La muerte de Luana irrumpe en la sociedad como toda tragedia: desordena, conmueve y duele. Pero en ese mismo movimiento, casi de forma automática, se activa otra maquinaria menos visible y más peligrosa: la necesidad de construir sentido rápido. Y en ese apuro, muchas veces, no buscamos verdad. Buscamos un monstruo.
Hay un dato central que debería ordenar cualquier cobertura: el cuerpo aún no habló. Las autopsias, que constituyen un elemento clave para aproximarse a los hechos, todavía no han establecido conclusiones definitivas.
Sin embargo, el imaginario colectivo ya reconstruyó el caso. Ya hay escenas, móviles, culpables. Ya hay sentencia.
Esa anticipación no es inocua. Es la manifestación de una sed: no de justicia, sino de venganza. Una necesidad de “linchamiento” jurídico que se expresa bajo la forma de consignas punitivas, donde el debido proceso es percibido como obstáculo y no como garantía. La condena deja de ser el resultado de una investigación para transformarse en punto de partida.
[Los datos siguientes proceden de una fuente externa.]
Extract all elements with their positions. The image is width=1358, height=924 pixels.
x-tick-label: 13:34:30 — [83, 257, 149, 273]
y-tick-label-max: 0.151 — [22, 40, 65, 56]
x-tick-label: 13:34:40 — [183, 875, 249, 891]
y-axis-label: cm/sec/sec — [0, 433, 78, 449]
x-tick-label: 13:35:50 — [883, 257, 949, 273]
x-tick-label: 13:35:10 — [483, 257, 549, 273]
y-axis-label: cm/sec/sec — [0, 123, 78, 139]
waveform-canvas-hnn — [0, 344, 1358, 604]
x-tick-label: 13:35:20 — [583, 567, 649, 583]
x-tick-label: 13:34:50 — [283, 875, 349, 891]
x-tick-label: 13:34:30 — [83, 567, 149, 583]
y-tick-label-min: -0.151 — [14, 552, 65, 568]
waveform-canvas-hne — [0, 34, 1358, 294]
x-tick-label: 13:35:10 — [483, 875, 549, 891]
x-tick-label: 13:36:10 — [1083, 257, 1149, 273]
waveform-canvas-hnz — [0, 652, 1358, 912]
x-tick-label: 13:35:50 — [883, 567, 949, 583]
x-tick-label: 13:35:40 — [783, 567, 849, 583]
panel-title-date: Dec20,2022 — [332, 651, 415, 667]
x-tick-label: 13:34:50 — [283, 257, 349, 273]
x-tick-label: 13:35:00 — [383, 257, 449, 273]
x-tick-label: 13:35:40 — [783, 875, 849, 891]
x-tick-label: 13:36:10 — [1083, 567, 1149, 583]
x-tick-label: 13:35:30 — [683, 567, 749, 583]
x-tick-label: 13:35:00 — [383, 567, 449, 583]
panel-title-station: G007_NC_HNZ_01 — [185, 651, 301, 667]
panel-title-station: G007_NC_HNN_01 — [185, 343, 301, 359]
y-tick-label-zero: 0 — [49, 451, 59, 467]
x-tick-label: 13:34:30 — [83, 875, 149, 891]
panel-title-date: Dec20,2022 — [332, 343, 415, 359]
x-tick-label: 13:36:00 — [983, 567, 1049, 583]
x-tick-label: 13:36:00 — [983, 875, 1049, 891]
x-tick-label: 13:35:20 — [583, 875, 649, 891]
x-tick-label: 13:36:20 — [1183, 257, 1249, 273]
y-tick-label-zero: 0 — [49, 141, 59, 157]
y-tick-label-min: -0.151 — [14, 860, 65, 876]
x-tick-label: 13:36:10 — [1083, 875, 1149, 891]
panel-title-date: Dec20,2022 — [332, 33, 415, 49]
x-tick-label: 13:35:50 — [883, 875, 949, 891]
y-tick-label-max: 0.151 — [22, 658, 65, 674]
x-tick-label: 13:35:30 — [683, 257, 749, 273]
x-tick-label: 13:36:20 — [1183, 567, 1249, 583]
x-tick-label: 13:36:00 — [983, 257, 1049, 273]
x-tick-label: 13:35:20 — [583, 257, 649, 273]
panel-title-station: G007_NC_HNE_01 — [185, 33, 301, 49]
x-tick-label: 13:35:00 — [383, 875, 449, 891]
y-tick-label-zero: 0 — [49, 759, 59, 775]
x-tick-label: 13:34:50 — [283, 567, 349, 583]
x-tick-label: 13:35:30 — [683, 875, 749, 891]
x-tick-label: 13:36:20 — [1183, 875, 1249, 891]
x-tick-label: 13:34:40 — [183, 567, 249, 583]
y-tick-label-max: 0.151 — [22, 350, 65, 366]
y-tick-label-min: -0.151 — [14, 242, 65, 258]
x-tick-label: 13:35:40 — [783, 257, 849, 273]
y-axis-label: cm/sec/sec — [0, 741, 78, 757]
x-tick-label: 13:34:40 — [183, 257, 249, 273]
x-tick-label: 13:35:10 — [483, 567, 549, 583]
En ese clima, parte del periodismo no actúa como contrapeso, sino como catalizador. Se labran hipótesis sin sustento firme, se jerarquizan versiones parciales y se conduce —de manera más o menos explícita— la opinión pública. Lo que se genera es un circuito de retroalimentación: el medio interpreta la emoción social, la amplifica, y luego esa misma emoción vuelve a presionar para producir más contenido en esa dirección.
El resultado es una espiral donde el morbo se convierte en combustible. Cada detalle, cada insinuación, cada reconstrucción especulativa suma intensidad a un relato que ya no busca esclarecer, sino sostener el interés. La verdad, en ese proceso, pierde centralidad frente a la eficacia narrativa.
La figura del “monstruo” aparece entonces como pieza clave. Ordena el caos, simplifica la complejidad y ofrece un blanco claro para la indignación colectiva. Pero también deshumaniza, clausura preguntas y condiciona la posibilidad de un análisis serio. Porque cuando todo queda explicado en la excepcionalidad del monstruo, dejamos de mirar las tramas más profundas que rodean el hecho.
La justicia, en cambio, exige otra lógica. Requiere tiempo, pruebas, contradicción, método. Requiere, sobre todo, resistir la presión de una sociedad que ya decidió antes de conocer.
La filosofía ha advertido durante siglos que la verdad no es inmediata ni transparente. Es una construcción que demanda rigor. El periodismo, si pretende estar a la altura, no puede renunciar a ese principio en nombre del impacto.
Frente a la muerte de Luana, el desafío es claro: no alimentar la sed, sino interpelarla. No producir monstruos, sino buscar hechos. Porque cuando el relato reemplaza a la evidencia, y la emoción a la razón, lo que se pone en riesgo no es solo la calidad informativa, sino la propia idea de justicia.